What are the Odds?
There is a reasonable probability that a reader of this piece has an aunt named Sue that justifies her behavior using astrological signs: “Oh my, what a Leo thing for me to do!”
There is also a reasonable probability that we either know someone or are that person that states: “Oh, Sue, you silly goose, astrological signs are absolutely false and illogical!” Sue, at least historically, is more correct.
If we take reality as our collective understanding, Sue’s superstition was our reality for thousands of years. Of course there were nay-sayers, but on average most people did believe that a black cat crossing your path meant bad luck. Even today, many believe that if they do so-and-so their favorite sports team will win or they will give birth to a baby girl. The past, present, and future had and still probably has an aura of mystery created by the hand(s) of (the) god(s).
Over time, the concept of probability developed, which seemed to build a frame around this aura, giving it at least some semblance of shape and form.
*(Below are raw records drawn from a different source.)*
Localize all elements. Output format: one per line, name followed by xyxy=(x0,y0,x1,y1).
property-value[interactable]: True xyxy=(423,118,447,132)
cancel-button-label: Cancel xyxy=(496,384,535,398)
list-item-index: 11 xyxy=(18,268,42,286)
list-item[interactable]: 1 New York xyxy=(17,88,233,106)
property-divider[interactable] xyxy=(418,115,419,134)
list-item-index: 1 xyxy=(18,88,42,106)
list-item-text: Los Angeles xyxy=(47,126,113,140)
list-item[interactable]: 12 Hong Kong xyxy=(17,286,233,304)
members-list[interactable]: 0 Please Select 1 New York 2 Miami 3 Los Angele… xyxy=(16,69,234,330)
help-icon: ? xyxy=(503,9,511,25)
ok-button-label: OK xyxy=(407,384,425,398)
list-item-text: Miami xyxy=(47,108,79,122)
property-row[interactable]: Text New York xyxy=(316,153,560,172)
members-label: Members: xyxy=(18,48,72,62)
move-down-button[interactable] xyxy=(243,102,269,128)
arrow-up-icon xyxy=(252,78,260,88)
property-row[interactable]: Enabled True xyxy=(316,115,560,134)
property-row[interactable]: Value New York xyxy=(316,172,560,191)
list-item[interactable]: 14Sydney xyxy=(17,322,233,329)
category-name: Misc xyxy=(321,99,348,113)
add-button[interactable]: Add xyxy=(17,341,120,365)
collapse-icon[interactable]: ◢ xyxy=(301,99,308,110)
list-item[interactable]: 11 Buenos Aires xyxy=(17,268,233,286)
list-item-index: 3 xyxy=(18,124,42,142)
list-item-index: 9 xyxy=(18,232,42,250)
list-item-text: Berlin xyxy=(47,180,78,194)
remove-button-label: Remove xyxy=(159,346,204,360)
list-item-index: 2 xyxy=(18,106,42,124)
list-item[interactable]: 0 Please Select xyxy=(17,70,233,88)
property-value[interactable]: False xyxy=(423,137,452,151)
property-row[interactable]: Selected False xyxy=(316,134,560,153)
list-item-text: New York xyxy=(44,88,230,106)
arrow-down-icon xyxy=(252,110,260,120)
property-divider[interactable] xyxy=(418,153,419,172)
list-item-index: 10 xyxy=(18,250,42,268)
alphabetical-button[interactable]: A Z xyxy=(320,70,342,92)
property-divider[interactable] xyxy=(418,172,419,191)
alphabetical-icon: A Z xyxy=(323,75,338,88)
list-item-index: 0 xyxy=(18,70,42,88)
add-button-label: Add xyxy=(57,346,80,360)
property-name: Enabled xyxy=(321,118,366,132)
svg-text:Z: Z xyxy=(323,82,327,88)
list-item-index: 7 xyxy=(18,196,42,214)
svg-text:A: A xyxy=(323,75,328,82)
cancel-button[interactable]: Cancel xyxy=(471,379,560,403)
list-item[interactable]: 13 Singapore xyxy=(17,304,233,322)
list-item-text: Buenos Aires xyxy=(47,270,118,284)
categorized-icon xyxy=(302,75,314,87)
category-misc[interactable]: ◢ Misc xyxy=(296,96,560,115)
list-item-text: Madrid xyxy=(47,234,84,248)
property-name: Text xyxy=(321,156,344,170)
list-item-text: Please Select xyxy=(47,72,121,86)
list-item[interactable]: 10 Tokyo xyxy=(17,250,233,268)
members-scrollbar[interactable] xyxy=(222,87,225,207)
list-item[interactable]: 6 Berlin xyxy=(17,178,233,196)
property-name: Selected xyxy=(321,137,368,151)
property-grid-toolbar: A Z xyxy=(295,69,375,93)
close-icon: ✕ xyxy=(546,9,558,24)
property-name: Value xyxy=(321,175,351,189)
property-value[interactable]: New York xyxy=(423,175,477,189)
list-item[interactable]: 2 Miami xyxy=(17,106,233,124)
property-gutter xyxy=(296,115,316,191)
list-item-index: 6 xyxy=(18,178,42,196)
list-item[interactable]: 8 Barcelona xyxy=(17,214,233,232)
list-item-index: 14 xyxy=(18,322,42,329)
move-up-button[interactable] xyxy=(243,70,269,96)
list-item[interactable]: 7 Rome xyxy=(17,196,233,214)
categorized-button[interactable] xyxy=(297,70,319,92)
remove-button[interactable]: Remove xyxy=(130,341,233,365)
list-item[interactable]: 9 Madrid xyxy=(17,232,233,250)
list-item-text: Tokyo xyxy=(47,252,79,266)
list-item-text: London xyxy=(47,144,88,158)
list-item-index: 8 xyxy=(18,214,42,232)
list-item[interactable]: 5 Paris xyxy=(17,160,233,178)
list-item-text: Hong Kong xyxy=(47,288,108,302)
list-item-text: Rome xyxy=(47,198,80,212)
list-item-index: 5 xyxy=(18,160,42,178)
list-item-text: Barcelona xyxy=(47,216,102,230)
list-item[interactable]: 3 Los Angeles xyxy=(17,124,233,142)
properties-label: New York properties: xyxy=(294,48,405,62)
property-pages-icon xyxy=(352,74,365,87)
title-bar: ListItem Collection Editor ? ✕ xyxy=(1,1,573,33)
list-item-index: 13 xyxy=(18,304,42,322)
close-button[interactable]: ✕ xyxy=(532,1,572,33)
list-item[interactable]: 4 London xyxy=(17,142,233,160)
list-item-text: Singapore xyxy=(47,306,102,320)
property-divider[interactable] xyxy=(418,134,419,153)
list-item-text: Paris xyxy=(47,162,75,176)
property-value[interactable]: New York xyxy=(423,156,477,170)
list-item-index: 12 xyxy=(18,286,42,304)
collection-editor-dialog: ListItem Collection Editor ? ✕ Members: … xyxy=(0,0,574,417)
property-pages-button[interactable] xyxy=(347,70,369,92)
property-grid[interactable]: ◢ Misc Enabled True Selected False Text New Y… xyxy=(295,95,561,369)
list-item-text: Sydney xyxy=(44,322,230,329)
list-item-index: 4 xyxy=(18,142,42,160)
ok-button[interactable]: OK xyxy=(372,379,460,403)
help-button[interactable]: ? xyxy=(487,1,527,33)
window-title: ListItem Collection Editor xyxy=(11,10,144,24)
Those of us that claim astrology to be illogical and false would justify our claim by stating, “Your behavior was caused by a combination of neuro-chemical interactions which are inherently governed by statistical interactions, you lackadaisical Lilly!” Keeping up with your trend of alliterations, of course.
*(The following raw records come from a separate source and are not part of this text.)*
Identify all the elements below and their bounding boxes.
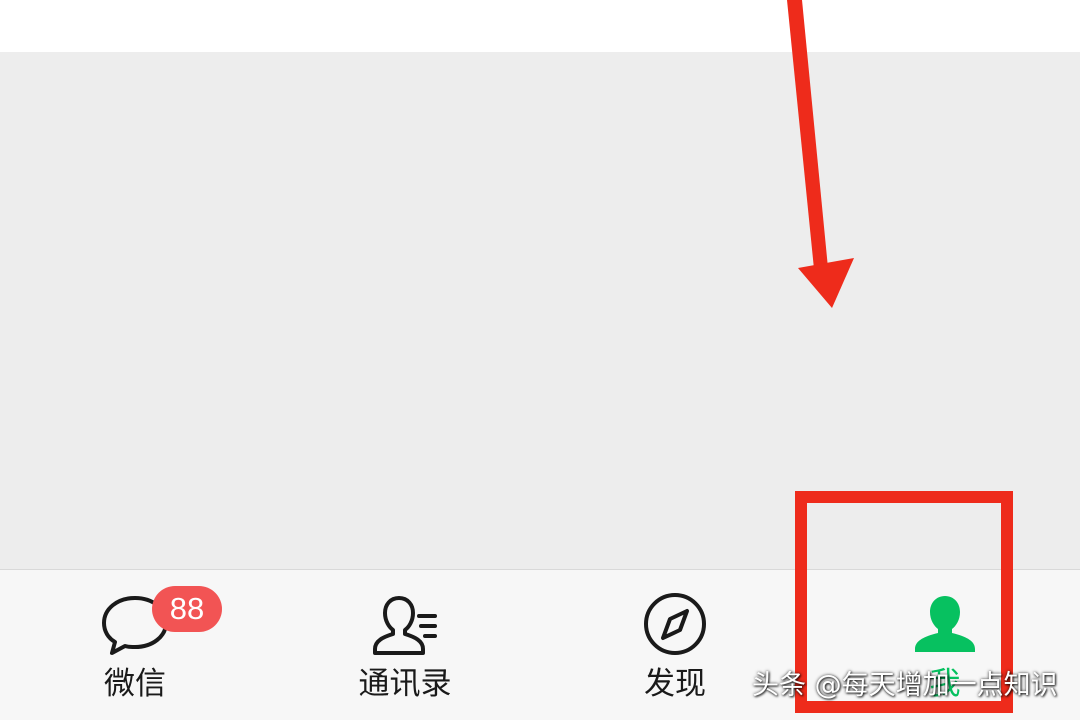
tab-chats[interactable]: 88 微信 [35,570,235,720]
compass-icon [644,593,706,655]
watermark: 头条 @每天增加一点知识 [752,670,1058,701]
tab-chats-label: 微信 [104,666,166,702]
tab-discover[interactable]: 发现 [575,570,775,720]
screen: 88 微信 通讯录 发现 我 头条 @每天增加一点知识 [0,0,1080,720]
contacts-icon [373,596,437,655]
tab-discover-label: 发现 [644,666,706,702]
tab-contacts[interactable]: 通讯录 [305,570,505,720]
top-panel [0,0,1080,52]
tab-contacts-label: 通讯录 [358,666,452,702]
unread-badge: 88 [152,586,222,632]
However, if we are really honest with ourselves, probability shares similarities with the claim that events are governed by the all-mighty Zeus. It is perhaps giving the justification for the situation a different name. While currently impossible, if we could get enough information about Sue and her neurochemistry, we could possibly say: “Sue, the probability that you would make an insensitive comment at dinner was 65%, actually. It had nothing with you being a supposed Leo.” But is this satisfying? Scientifically, at least, it is the more sound approach to take than witchcraft and tarot reading.
All of this points to what seems to be a big problem, we don’t know why we act the way we do or why things happen this or that way. We can put a number how likely it is for things to occur, but 100% determinism of reality is out of our reach. And, while there is of course a non-zero probability of one day being able to fully understand and control reality, living with statistical uncertainty is in the cards for all of us.
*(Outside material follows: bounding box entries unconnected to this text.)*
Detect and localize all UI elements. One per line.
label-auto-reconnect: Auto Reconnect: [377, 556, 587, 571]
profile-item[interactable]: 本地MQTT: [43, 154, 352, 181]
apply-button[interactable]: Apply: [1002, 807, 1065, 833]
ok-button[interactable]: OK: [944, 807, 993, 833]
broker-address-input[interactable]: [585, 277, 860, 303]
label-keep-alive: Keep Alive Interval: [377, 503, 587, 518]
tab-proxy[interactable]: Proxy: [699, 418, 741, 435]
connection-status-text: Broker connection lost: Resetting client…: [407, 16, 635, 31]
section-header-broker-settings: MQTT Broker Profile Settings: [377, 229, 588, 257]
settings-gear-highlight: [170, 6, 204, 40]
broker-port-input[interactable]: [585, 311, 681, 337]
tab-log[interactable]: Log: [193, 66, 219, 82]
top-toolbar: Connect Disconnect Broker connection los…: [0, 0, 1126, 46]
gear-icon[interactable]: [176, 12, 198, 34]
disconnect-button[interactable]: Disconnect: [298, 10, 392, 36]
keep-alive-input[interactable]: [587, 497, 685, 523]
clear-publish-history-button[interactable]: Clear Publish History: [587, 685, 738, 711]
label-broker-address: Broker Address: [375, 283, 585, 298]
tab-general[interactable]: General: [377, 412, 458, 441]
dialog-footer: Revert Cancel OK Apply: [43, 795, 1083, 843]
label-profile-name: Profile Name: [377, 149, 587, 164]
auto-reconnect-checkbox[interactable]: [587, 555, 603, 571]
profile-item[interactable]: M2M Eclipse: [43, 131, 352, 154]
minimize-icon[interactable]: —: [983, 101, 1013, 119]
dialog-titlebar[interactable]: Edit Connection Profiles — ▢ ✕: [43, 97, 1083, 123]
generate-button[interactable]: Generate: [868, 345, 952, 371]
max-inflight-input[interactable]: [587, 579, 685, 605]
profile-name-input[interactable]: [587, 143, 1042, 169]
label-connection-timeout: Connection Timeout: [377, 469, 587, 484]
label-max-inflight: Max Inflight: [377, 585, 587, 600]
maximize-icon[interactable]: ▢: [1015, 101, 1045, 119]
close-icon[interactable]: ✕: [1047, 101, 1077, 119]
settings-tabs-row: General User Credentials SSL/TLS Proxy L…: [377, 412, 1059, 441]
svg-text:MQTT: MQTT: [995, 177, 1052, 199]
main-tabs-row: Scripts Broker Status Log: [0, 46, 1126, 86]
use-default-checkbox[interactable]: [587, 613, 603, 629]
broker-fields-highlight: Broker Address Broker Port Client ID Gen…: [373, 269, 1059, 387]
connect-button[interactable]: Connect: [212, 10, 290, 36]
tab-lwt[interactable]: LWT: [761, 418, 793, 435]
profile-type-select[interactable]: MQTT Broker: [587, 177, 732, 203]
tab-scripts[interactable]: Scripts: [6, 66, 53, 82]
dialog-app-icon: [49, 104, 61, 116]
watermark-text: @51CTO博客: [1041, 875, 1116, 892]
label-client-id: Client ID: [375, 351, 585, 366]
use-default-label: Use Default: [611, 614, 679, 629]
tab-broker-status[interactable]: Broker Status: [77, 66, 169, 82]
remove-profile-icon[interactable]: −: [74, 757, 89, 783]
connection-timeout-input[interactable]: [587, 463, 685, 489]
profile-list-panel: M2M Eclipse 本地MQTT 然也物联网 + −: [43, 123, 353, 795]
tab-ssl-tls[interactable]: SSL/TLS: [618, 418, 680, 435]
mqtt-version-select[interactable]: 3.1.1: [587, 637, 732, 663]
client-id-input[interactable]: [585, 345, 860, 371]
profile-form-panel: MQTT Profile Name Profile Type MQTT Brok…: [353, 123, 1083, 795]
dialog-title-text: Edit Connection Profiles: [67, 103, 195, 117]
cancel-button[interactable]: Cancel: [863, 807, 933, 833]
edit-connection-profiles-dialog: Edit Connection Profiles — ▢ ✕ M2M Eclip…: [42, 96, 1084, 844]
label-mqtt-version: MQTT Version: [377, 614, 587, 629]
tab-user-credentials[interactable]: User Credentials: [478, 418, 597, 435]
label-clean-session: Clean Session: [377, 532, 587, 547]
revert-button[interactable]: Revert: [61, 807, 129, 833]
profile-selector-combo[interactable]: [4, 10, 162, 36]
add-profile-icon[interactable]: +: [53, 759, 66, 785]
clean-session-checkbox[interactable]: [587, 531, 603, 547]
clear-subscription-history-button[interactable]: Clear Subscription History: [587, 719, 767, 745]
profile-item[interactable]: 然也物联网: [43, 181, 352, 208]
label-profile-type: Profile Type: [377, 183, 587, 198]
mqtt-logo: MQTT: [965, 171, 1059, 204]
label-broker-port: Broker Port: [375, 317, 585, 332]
Instead of being nervous or anxious over this, I tentatively suggest that the concept should only act to humble us. It is not a problem to be solved.
At the time of this writing, a global pandemic is cascading over a warming Earth with oceans full of plastic. We could not predict the emergence of this pandemic, nor could we predict that using fossil fuels to power our society would warm the Earth so drastically, nor could we predict that using plastic as an inexpensive substitute for metals and ceramics would cause such damage to our oceans. Discerning what the next catastrophe will be and when is perhaps best rationalized using a simple coin toss, or, maybe crudely, counting the number of Leo’s and adding them up to provide a threshold for impending mayhem. It is time to cede our absolute certainty of outcome and action from result. Perhaps God truly does play dice with the universe.